Authors: Yaxuan Li, Yuxin Zuo, Bingxiang He, Jinqian Zhang, Chaojun Xiao, Cheng Qian, Tianyu Yu, Huan-ang Gao, Wenkai Yang, Zhiyuan Liu, Ning Ding
Abstract: On-policy distillation (OPD) has become a core technique in the post-training of large language models, yet its training dynamics remain poorly understood. This paper provides a systematic investigation of OPD dynamics and mechanisms.

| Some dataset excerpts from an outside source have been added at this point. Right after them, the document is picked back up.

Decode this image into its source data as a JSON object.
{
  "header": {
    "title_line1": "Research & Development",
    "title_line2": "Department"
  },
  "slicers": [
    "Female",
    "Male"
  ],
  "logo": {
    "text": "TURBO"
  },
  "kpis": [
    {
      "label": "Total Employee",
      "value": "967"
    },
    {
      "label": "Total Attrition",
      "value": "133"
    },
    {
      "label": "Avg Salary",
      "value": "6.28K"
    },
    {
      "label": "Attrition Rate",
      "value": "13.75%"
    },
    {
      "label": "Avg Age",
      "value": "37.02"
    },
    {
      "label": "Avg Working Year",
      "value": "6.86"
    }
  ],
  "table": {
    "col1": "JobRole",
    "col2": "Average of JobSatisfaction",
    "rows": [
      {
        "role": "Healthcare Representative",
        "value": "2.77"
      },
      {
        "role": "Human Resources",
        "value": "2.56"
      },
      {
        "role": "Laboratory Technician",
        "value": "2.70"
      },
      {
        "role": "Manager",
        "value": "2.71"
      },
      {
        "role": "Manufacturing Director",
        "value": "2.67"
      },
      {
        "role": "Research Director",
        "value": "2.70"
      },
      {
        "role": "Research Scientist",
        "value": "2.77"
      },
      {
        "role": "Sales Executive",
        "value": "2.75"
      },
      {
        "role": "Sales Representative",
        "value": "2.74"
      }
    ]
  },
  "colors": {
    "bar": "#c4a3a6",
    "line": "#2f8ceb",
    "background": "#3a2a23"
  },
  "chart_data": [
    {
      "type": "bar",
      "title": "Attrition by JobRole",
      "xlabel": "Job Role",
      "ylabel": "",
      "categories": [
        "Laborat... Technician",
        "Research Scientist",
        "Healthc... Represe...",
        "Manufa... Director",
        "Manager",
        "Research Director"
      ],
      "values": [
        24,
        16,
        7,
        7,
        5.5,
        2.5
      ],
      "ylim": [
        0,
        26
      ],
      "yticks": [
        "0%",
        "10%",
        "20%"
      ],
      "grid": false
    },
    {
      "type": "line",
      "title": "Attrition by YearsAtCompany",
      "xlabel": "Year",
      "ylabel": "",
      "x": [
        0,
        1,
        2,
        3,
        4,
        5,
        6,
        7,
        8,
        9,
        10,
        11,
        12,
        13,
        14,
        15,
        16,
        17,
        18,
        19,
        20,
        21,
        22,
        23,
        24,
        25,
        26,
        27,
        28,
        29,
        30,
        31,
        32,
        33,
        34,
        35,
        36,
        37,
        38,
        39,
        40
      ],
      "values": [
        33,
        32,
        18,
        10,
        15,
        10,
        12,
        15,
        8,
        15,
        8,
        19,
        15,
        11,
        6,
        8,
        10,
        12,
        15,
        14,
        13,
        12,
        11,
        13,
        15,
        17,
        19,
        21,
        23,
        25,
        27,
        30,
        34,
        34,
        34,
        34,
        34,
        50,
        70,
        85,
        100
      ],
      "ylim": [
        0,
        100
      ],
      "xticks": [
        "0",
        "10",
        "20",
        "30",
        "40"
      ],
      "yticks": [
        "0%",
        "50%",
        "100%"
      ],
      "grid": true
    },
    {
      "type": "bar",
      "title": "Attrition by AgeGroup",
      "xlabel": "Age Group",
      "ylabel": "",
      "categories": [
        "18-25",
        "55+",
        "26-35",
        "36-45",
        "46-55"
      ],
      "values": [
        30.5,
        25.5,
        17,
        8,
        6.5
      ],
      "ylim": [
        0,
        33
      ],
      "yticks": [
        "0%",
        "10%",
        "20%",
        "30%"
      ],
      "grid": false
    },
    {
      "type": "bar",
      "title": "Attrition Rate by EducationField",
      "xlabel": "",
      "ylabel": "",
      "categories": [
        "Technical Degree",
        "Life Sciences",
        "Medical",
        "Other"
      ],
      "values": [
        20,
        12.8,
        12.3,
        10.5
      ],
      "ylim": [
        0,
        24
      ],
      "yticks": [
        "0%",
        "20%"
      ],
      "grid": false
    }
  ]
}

We first identify that two conditions govern whether OPD succeeds or fails: (i) the student and teacher should share compatible thinking patterns; and (ii) even with consistent thinking patterns and higher scores, the teacher must offer genuinely new capabilities beyond what the student has seen during training. We validate these findings through weak-to-strong reverse distillation, showing that same-family 1.5B and 7B teachers are distributionally indistinguishable from the student's perspective. Probing into the token-level mechanism, we show that successful OPD is characterized by progressive alignment on high-probability tokens at student-visited states, a small shared token set that concentrates most of the probability mass (97%-99%). We further propose two practical strategies to recover failing OPD: off-policy cold start and teacher-aligned prompt selection. Finally, we show that OPD's apparent free lunch of dense token-level reward comes at a cost, raising the question of whether OPD can scale to long-horizon distillation.